The fact remains that even if we morally agreed that equal access to health care is a reasonable goal, it is not achievable. But it is not at all clear to me that there is moral unanimity here too.

5 Responses to “Rich and Poor Should Be Treated Equally in an Emergency Room”

  1. Trapper_John says:

    I haven’t heard the argument so much for “equal” healthcare as much as I’ve heard the desire for some minimum standard. Should people be turned away from the ER for a GSW or whatever malady they present with? Society has a difficult time answering anything but “NO!” to that question. Once you’ve pushed that cost onto the hospital and thus other patients/consumers, it’s really not that far to get to ACA.

    In my mind, the question is the line of demarcation between those who can afford to pay for what they want and those who are cast down among the plebeians to work within the government-sponsored system. Increasing access (i.e., demand) drives prices up, making it so fewer people get access to the “premium” healthcare. Ironically, this exacerbates the distance between rich and poor in terms of what that really means for how you live your life. Ultimately, the top 1% can’t be touched, but we can make it so those sitting at say the 75th percentile live much more like those in the 25th percentile than the 90th percentile.

  2. Harry says:

    I know and have known many medical doctors, some dear friends, one a dear uncle, and enough less close, but respected all. They do not distinguish between rich and poor, never have, when someone ill comes before them. The first thought is to do no harm, and the next is to decide what to do.

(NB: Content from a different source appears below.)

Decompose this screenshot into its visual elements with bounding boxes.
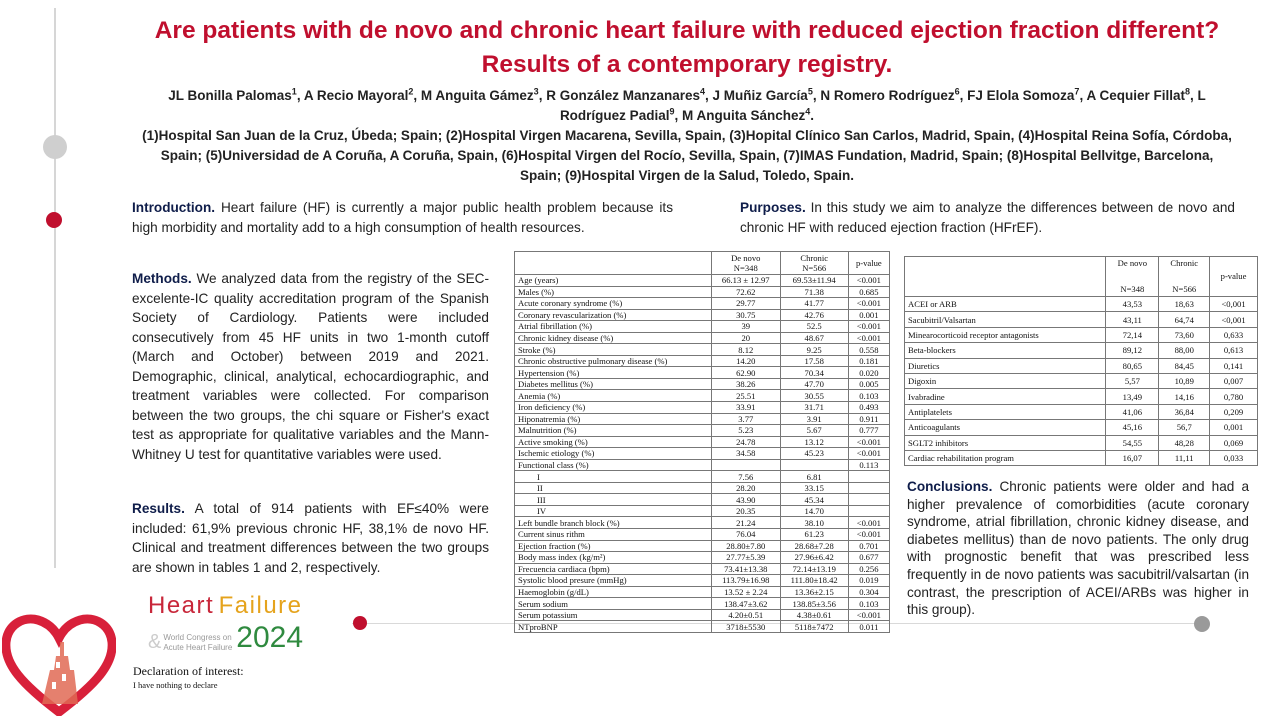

    Yes, there may be stories counter to my experience, but I have never, ever, encountered any doctor who has not thought of his patient first, period. I do not think that is dumb luck.

    Now, the other day I was talking to a friend who said he would not schedule a colonoscopy for a Wednesday at 10AM with his GI doc, because we both know he tees off at noon and might rush the examination.

    But this is not about rich or poor, it is about good scheduling.

  3. Todd Kuipers says:

    My responses to those that suggest level delivery for all users of medical services is best:
    – there are 2 things more important, the vast majority of the time, than medicine: food and shelter (including clothing) – making them much better talking points than consumer electronics. By the standard argument these same people should be heavily campaigning for food and shelter “insurance” and related services doled out by a bureaucratic team, to ensure that no-one receives better food or shelter than anyone else. If they perk up and think that rationing food and shelter are great ideas, trotting out Soviet food and shelter allocations, and wartime rationing, generally will get a thoughtful response.
    – in a transaction where money is not the deciding point for who gets the best/goes first – which I generally concede might be nice for argument’s sake – something else will replace money in that transaction. As it is in Canada, money is replaced by bureaucracy, influence and connections, meaning that the well connected – not necessarily the well heeled – often get preference over those without. Then the debate over whether an unaccountable bureaucrat (toss in cautionary stories about taxes, child services, et al) is necessarily better than a transparent market occurs.

    These can both be delivered politely, and if you’re not going to force your co-conversationalists to change their minds immediately, you can plant the seeds.

    • Harry says:

      Watch out, Todd. They might dream up a national “insurance” program for that, too. How about National Tort Insurance?
      Or college road trip insurance (covers beverages, gas, and major medical, including sex and disappointment counseling — free)?

      • Todd Kuipers says:

        Hey Harry – you’re right, there’s always an opportunity to drag the whole damn conversation into crazy town. If that happens, I just look around for another drink.

        That said, I have talked to actual humans that have advocated for coercion in something like experiential (e.g. college road trip) “insurance”, back-stopping bad decisions and prepaying for others. Nutty.